House Majority Leader Eric Cantor (R-VA), however, said that before Congress approved federal funds for disaster relief, it had to offset the spending with cuts to other programs. The Washington Times reports:
House Majority Leader Eric Cantor said Monday that if Congress passes an emergency spending bill to help Missouri’s tornado victims, the extra money will have to be cut from somewhere else.
“If there is support for a supplemental, it would be accompanied by support for having pay-fors to that supplemental,” Mr. Cantor, Virginia Republican, told reporters at the Capitol. The term “pay-fors” is used by lawmakers to signal cuts or tax increases used to pay for new spending.
Meanwhile, as Climate Progress reports, the government’s tornado forecasting service faces cuts in the GOP Congress, including cuts to NOAA weather satellite that “could halve the accuracy of precipitation forecasts.” Accurate and early forecasting is tremendously important, as “tornado deaths in the United States have gone from 8 per 1 million people in 1925 to 0.11 per 1 million people today — a trend largely attributed to early-warning systems fed by advanced meteorology and the introduction of Doppler radar.”
Neither does the Fed.I don"t really understand the fundamental mechanisms the fed uses to govern monetary policy all that well. Not sure most people do.
Good thing that tornado didn't hit in Cantor's district.
Hey I have an idea...we can cut the energy subsidies and use that money to rebuild homes and schools. Win/Win!
Well I guess we now know what caused the delay in the reaction to Katrina. The search for offsetting budget cuts!!!
Seriously, I don't know who pushed the "Self Destruct" button for the House majority, but The Boner needs to reign these guys in a little before they meet with the press.
I don’t really understand the fundamental mechanisms the fed uses to govern monetary policy all that well.
Monetary Policy 101:
MV = PQ
M = the money supply (generally M2)
V = the velocity of money (the multiplier effect).

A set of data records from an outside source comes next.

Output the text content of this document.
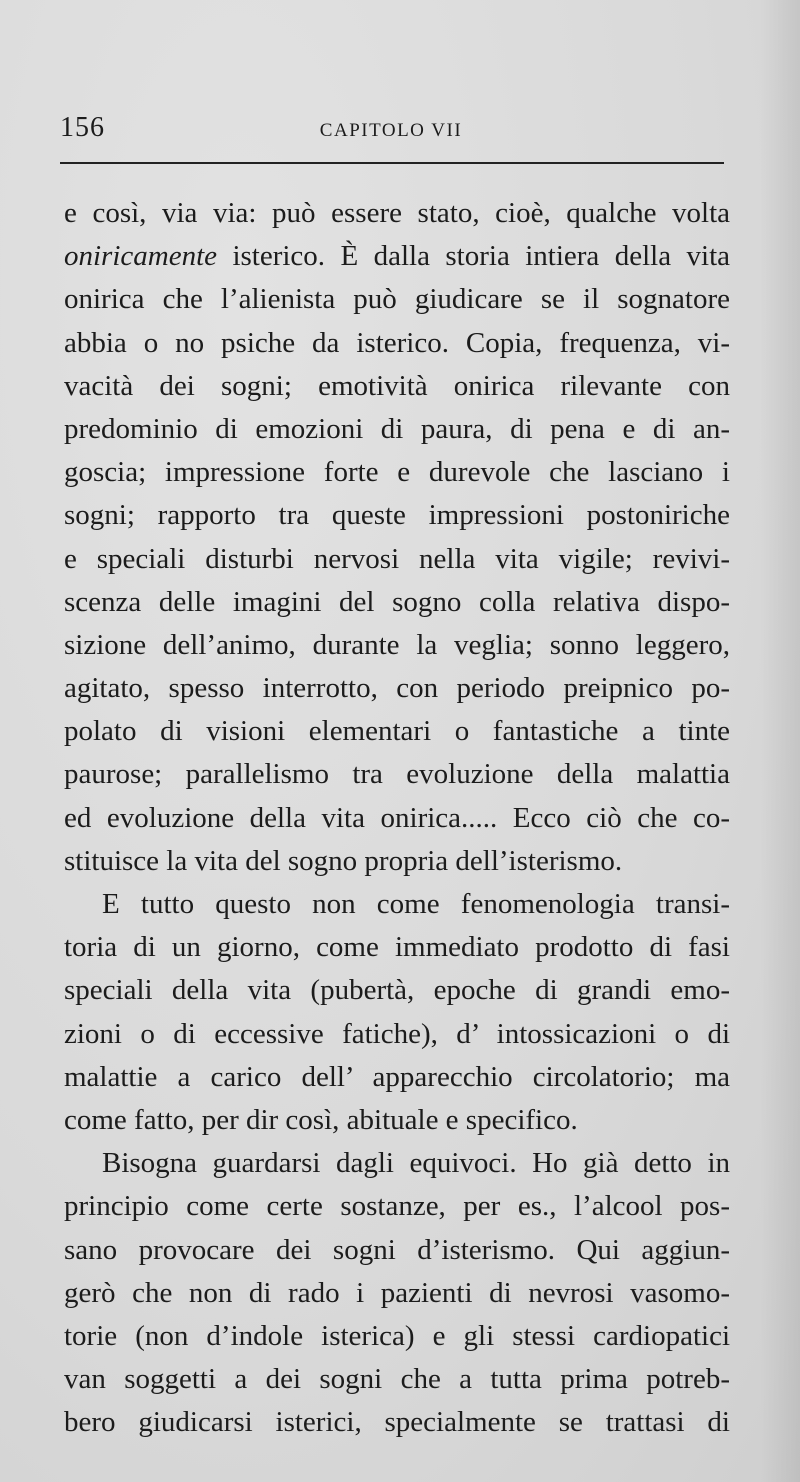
156	CAPITOLO VII
e così, via via: può essere stato, cioè, qualche volta
oniricamente isterico. È dalla storia intiera della vita
onirica che l’alienista può giudicare se il sognatore
abbia o no psiche da isterico. Copia, frequenza, vi-
vacità dei sogni; emotività onirica rilevante con
predominio di emozioni di paura, di pena e di an-
goscia; impressione forte e durevole che lasciano i
sogni; rapporto tra queste impressioni postoniriche
e speciali disturbi nervosi nella vita vigile; revivi-
scenza delle imagini del sogno colla relativa dispo-
sizione dell’animo, durante la veglia; sonno leggero,
agitato, spesso interrotto, con periodo preipnico po-
polato di visioni elementari o fantastiche a tinte
paurose; parallelismo tra evoluzione della malattia
ed evoluzione della vita onirica..... Ecco ciò che co-
stituisce la vita del sogno propria dell’isterismo.
E tutto questo non come fenomenologia transi-
toria di un giorno, come immediato prodotto di fasi
speciali della vita (pubertà, epoche di grandi emo-
zioni o di eccessive fatiche), d’ intossicazioni o di
malattie a carico dell’ apparecchio circolatorio; ma
come fatto, per dir così, abituale e specifico.
Bisogna guardarsi dagli equivoci. Ho già detto in
principio come certe sostanze, per es., l’alcool pos-
sano provocare dei sogni d’isterismo. Qui aggiun-
gerò che non di rado i pazienti di nevrosi vasomo-
torie (non d’indole isterica) e gli stessi cardiopatici
van soggetti a dei sogni che a tutta prima potreb-
bero giudicarsi isterici, specialmente se trattasi di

P = average price (inflation/deflation)
Q = quantity of goods/services (GDP).
The Fed gets to control M. Generally speaking, V tends to remain fairly constant (though not always, as explained shortly). In a healthy economy, then, the fed will try to control P by using M while accounting for the natural changes in Q.
In other words, M should change at roughly the same rate as Q so as to leave P constant or only slightly increased, as its better for an economy to have minor inflation than any deflation.
What happened with the credit crisis was that V didn't remain constant; money stopped changing hands. So now an increase in the money supply won't affect P or Q, as V has dropped so much that M has to increase just to keep that side of the equation stable.
As to how the Fed controls the money supply, it does so in a couple different ways:
It can raise or lower the overnight interest rate, which is what it charges banks who borrow money to satisfy their overnight reserve requirements. An increase in the rate will make banks borrow less cash and keep more of their own money in their vaults. Likewise a decrease in the rate will encourage more lending, getting more cash out on the market.
It can also change the money supply by buying and selling government bonds. When it wants M to increase, it buys up bonds to flood the market with cash (as well as lowering the effective yield of the government bonds, thereby discouraging them as an investment and forcing the money elsewhere). When it wants to reign in the money supply, it sells off bonds and hoards the cash.
We don't care if you have gas.I prefer PV=nRT.